Clarissa Tan
Big School left me po-faced
How did our comedies become so sad? BBC1’s new sitcom Big School (Fridays) opened with a scene that would probably tickle the ribs of many, but I, in my usual humourless way, found it depressing. Chemistry teacher Mr Church, played by David Walliams, hoped to excite his morbidly uninterested pupils about the effects of dunking a bottle of cold liquid nitrogen in warm water by using hundreds of table-tennis balls to dramatise the resultant explosion. But the bell rang, and his students filed out of class radiating boredom and contempt, leaving Mr Church gazing forlornly at a thousand ping-ponging shells.
A similar sense of vulnerability permeated Boom Town, BBC3’s ‘structured reality’ series featuring a host of real-life eccentrics doing eccentric things in partly choreographed set pieces. (There’s a wannabe fashion designer, who tries to sell her dresses made of sanitary pads, a man who thinks he’s a witch, and so on.) A couple — we never really know how aware they are of being made fun of — think they’re terrifically good actors and the camera shows them rehearsing shudderingly amateurish scenes that are made all the more excruciating by the couple’s apparent sincerity. I laughed, but my laughter was hollow.
The sense of bleakness that creeps into these shows is sometimes intentional, sometimes not. Big School belongs to that now-familiar subset of the Comedy of Embarrassment, where people very much like you and me, adults who should know better, are shown making asses of themselves, fumbling in situations such as offering a ride home to the new French mistress in one’s sputtering Austin Maxi. These people are funny not so much because they are stupid or clumsy or evil, but because they are that most terrible of things — uncool.
This is fine as far as it goes, I suppose, but in Big School a complication arises: the series needs to feature minors in the form of secondary-school students. It would be harsh to make fun of young teens, even though these teens do terribly grown-up things, such as sending text messages with photos of their genitalia attached and imbibing hard liquor. They escape detention by bullying hapless teachers. Big School deals with this by involving the schoolchildren as little as possible in the main plotlines, so that they appear only in sequences where their delinquency is used to garner laughs at the expense of the adults. What arises is a show where the kids ride roughshod over clueless grown-ups, where the remorseless light of irony and introspection is shone on the bumbling professors, while the students emerge as unruly but frighteningly hip.
In this way, Big School inadvertently treats pupils the way the state school system is sometimes accused of doing — of mollycoddling, of turning away almost apologetically rather than facing hard facts and enforcing some structure, some rules. Surely setting standards for our disaffected youth (who, by the way, can catch the sitcom at 9 p.m., although they might prefer to consume porn or drugs, or both) would be good for them, in the end?

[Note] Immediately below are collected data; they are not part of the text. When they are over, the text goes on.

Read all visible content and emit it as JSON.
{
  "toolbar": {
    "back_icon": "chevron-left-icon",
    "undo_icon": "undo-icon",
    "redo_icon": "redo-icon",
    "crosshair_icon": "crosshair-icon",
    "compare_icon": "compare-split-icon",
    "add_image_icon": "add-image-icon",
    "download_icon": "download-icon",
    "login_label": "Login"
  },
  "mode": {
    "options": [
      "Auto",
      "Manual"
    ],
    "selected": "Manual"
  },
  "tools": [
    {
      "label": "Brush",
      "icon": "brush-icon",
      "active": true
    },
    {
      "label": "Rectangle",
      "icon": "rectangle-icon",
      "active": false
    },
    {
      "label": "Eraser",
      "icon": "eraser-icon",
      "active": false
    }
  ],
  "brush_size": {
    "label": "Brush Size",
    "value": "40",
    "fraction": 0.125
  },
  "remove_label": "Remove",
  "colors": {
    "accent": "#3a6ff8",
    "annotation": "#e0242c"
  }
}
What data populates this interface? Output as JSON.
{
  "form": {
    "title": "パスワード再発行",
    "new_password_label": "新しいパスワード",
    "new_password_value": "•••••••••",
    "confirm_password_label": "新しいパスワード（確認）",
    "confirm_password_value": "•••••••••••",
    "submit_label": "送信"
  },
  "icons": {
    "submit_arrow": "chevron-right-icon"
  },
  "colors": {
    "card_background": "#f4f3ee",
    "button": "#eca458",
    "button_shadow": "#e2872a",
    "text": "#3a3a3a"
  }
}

I know — I’m taking this way too seriously, like a drab, disciplinary teacher. There’ve always been teacher-student funnies where naughty kids emerge triumphant, although to this I would argue that aiming a pebble at your headmaster with a catapult (in a cartoonish way in Beano) is very different from advising your science teacher to send images of his penis to the woman he fancies because all the kids are doing it (in an ‘edgy’ TV programme). Or perhaps this schoolyard dystopia is all part of Big School’s clever message, which I have flatfootedly missed. Or maybe the series plans later to deal with its dysfunctional students in the same way it does with its dysfunctional teachers. All I know is, I saw the first two episodes and, while I chuckled a few times, I was left despondent about certain aspects of the education system. That’s just how uncool I am. I’ve suffered from severe mirth deprivation since birth. My face has always been po.
Moroseness was also high during Boom Town. BBC3 has picked 12 madcap individuals — ‘real’ people, it keeps reminding us — and shows them in situations that are allegedly partly spontaneous, but that look suspiciously well crafted. There’s Roger and Rebecca, ‘Knight Warriors’ who dress up as superheroes to defend Salford; Joel the trainspotter, whose quiet, uneventful sequences contain a not unbeautiful melancholy.
How much are these characters hamming up for the cameras? Are they being exploited or are they exploiting us? Aren’t we the real weirdoes, lolling on the sofa, deriving entertainment by sneering? In such freak shows, the biggest freaks are us. That is the saddest thing of all.